Expansion work underway soon will double the capacity of PharmaCann’s cultivation center, Unruh said, noting that most other cultivators in Illinois also are expanding.
“This expansion will allow us to offer a fulsome menu of products to a greater number of our wholesale customers at about the same time new dispensaries will be eligible to open their doors,’’ he said.
Green Thumb Industries did not respond to Grown In’s request for comment.
‘Adequate supply,’ for now
Illinois law requires medical cannabis dispensaries to maintain an “adequate supply” of cannabis products for their patients. This requirement expires on July 1, and some independent dispensary owners worry that once that date passes, vertically integrated cultivators will be allowed to employ their full market-force muscle on independent dispensaries.

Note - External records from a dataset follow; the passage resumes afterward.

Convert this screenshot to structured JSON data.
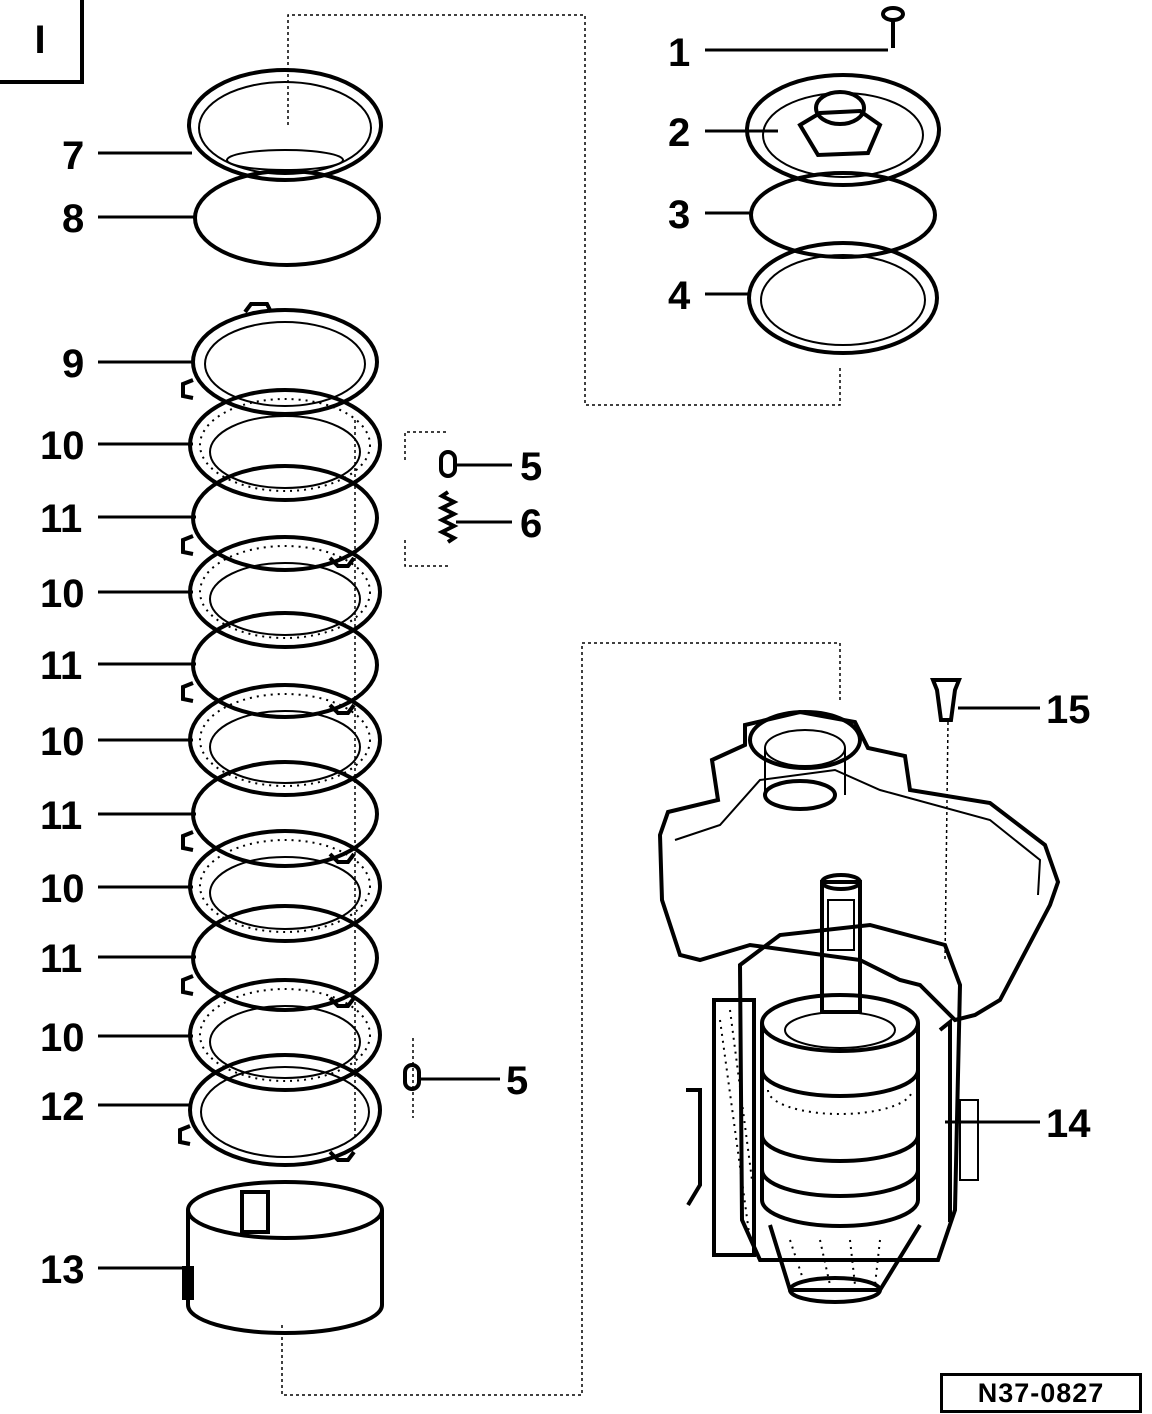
{
  "view_marker": "I",
  "reference_code": "N37-0827",
  "callouts": {
    "c1": "1",
    "c2": "2",
    "c3": "3",
    "c4": "4",
    "c5a": "5",
    "c6": "6",
    "c5b": "5",
    "c7": "7",
    "c8": "8",
    "c9": "9",
    "c10a": "10",
    "c11a": "11",
    "c10b": "10",
    "c11b": "11",
    "c10c": "10",
    "c11c": "11",
    "c10d": "10",
    "c11d": "11",
    "c10e": "10",
    "c12": "12",
    "c13": "13",
    "c14": "14",
    "c15": "15"
  }
}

Portia Mittens, a Kankakee native, owns a cannabis dispensary in Sumpter, Ore., and is part of a group applying for a dispensary in Illinois. The Grown In data tells her, she said, that vertically integrated companies have a leg up in the Illinois market.
“They are clearly taking care of themselves first and giving the bare minimum to the other stores,’’ Mittens said. “If this is indicative of what will happen over time, it is not fair.”
The state has little regulatory power over how cultivators distribute their products. While Illinois law precludes dispensaries from acquiring more than 40% of their supply from any one cultivator, cultivators are not limited from cutting off supply to individual dispensaries.
Illinois regulators have instead focused on security issues. The Illinois Department of Agriculture has fined cultivators for security issues five times since January 2019, but not for any other causes, according to reports provided to Grown In through a Freedom of Information request. The Illinois Department of Financial and Professional Regulation has also issued no fines to dispensaries, a second Freedom of Information request revealed.
Gov. J.B. Pritzker’s administration has attempted to change the law. During a special legislative session in May, the Illinois Senate passed a provision that would have given state agencies sweeping oversight powers to ensure “a fair and competitive marketplace” for cultivator sales to dispensaries. Although it passed the Senate, the House did not vote on the measure after another component of the legislation attracted the opposition of the Black Caucus and Pritzker. In a hearing before the Cook County Cannabis Commission last week, Toi Hutchinson, Senior Advisor for Cannabis Control to Pritzker, vowed to put the bill back on the table in the General Assembly’s fall Veto Session.